Madison College follows a practice of Shared Governance that promotes participation, partnership, and a renewed commitment to excellence among employees at every level. Shared governance is founded on the cornerstone principles of cooperation, fairness, responsibility and ownership. It demonstrates a shift from “directive” to “facilitative” – respecting and allowing for the merits of different viewpoints and new ways of thinking. Together, these principles form a culturally sensitive and empowering framework that leads to workable and accountability-based decisions that contribute to the college’s success.
It is in the spirit of “We are all in this together” that every member of the Madison College community works toward a common goal: student success. It is also the goal of shared governance to consider different perspectives and new ways of thinking. At Madison College, we use interest-based problem solving (IBPS) to support responsible decisions that benefit our entire college.

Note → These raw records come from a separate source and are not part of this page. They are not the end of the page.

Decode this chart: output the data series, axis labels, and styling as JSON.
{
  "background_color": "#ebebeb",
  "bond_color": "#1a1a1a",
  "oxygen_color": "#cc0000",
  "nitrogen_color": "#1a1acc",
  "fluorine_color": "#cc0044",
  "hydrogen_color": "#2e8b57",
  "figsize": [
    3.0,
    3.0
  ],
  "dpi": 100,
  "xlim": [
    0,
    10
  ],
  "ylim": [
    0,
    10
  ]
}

Our Shared Governance model draws upon the expertise and experience of every part of our college community. Using IBPS, we strive to make our best collective decisions. We also promote shared responsibility for college-wide policies, strategies, and priorities.
Shared Governance Bodies
The College Assembly is charged with overseeing the entire Shared Governance system. It makes recommendations on select policy matters to the President. It is also the main body to work on strategic planning and resource sharing.
The eight councils make recommendations on specific issues to the College Assembly.
- Academic Council
- Diversity & Community Relations Council
- Professional Development Council
- Facilities Planning & Investment Council
- Finance Council
- Information Technology Council
- Institutional Effectiveness Council
- Student Affairs Council
Task forces or workgroups may also be used to analyze and make recommendations on issues to a specific council or the Assembly.
Open communication is the key to authentic shared governance. It’s important to be heard, but also to listen with respect to all points of view. Making sure every member of our community is well informed about decisions and developments helps us all prosper.
The goal is to provide every member of our college community a voice and to work together to achieve student success.
Let your voice be heard. Send Issues, interests, and options via email email@example.com.
IBPS - Interest Based Problem Solving
"Interest-Based Problem Solving is a shift from an authoritative posture to one of shared authority and responsibility- up and down throughout this organization. I believe this makes us stronger... and I believe it is the right thing to do."
-Dr. Jack E. Daniels III, Madison College President
Interest-Based Problem Solving (IBPS) is a tool that emphasizes respect and innovation in finding solutions to workplace challenges. The process creates positive options for students, faculty, and staff and can be used at all levels of Madison College.
Here are ways in which Madison College actively uses IBPS practices:
- Shared governance in policy decision-making
- Timely and effective conflict resolution
- Consistent resolution of department issues
- Coaching of managers and supervisors
Madison College's IBPS practices allow the entire college community to be part of progressive solutions to myriad issues, helping distinguish the college as a leader in this area.
Principles of IBPS
- Separate the people from the problem
- Focus on interests, not positions
- Generate multiple options
- Evaluate solutions based on objective criteria and interests
Questions Asked in an IBPS Session
- What is the issue?
- How did this problem arise?
- What are our interests, hopes, and concerns?
- What are potential options and solutions?
- What are the best options?
- How will outcomes be affected by our decision?
- How and when will we follow up on the solution?